The poem explores the concept of power through the use of destructive hunting imagery, and it is
the speaker’s recollection of the time when her husband brought home a gun, which began to
change the atmosphere of the whole house.
The key elements of form and structure:
1. Key moments of caesura in the poem, bringing the reader to reflect on certain ideas- for
example ‘stretched out like something dead itself: the grainy…’ ‘your hands reek of gun oil
and entrails.’ The caesuras unnaturally jar the poems flow and perhaps this mirrors the
unnatural impact guns have and the nervousness it brings to the speaker.
2. The poem contains 2 single lines, which act as topic sentences for the rest of the poem-
‘Bringing a gun into a house changes it’ and ‘A gun brings a house alive’. By having the
speaker’s nonchalant statements on their own, the poet is able to highlight the significant
effect that guns have- these ideas are made more poignant by not having them embedded
within a stanza.
3. The poem is in free verse- the structure almost has freedom in the same way the gun has a
lack of boundaries to the damage it can create. This structure could also reflect how things
are quickly shifting and the structural looseness means the lines in the poem are hard to
predict – they are not following a predetermined pattern which the ear and the eye can
anticipate.
Key methods used by the writer to convey their ideas:
The speaker uses a change in tone to convey how the level of violence has escalated unnervingly
fast, and the gun has power over the man, dominating him and almost tempting him to take more
risks.
The tone in stanza three begins more conversational and casual sounding- ‘At first it’s just
practice’. But this stanza moves very swiftly and suddenly the man changes from harmlessly
shooting inanimate objects to- ‘then a rabbit shot clean through the head.’ By highlighting
this rapid change in her husband through this violent imagery, it shows the hypnotic nature
of the gun as it gains control.
The rapid change in tone that appears in the third stanza highlights the addictive elements of
this weapon, and just how quickly it has hold over the speaker and her partner.
At beginning, speaker afraid of the ‘shadow’ the gun has cast, but by the end finds
excitement in the change it has brought about in her husband.
Anaphora in the opening line: ‘bringing a gun into a house changes it.’ Towards the end
however: ‘A gun brings a house alive’. This is a very unnerving thing to say after the
previous stanza filled with dead animals and merciless killing.

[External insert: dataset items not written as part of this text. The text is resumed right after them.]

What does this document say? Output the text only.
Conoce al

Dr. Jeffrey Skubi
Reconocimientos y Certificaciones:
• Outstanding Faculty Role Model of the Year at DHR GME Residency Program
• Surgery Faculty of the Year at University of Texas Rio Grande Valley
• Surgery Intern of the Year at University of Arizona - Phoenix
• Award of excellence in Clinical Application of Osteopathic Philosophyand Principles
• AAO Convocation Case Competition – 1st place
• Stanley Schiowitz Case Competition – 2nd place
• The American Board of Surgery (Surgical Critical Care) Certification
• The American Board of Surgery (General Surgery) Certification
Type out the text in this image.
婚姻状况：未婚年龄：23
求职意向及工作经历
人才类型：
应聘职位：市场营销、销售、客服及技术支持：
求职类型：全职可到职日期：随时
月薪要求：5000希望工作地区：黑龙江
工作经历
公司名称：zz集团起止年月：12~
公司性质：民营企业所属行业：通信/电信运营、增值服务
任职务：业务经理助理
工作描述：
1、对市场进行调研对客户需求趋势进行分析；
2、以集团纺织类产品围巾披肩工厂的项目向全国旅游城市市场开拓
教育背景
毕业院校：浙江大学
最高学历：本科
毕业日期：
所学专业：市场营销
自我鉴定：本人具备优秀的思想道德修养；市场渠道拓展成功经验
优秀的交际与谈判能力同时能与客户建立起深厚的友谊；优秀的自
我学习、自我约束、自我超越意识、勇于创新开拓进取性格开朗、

Ominous dark imagery to suggest the potential danger and power of the gun:
‘Stretched out like something dead’- Although it is inanimate, and even in this simile
appears dead, there is something lifelike about the object. It has an inherent sense of danger
around it, just like a wild animal would. These lines cast the gun in a negative light, making it
seem as though one should be afraid of its presence.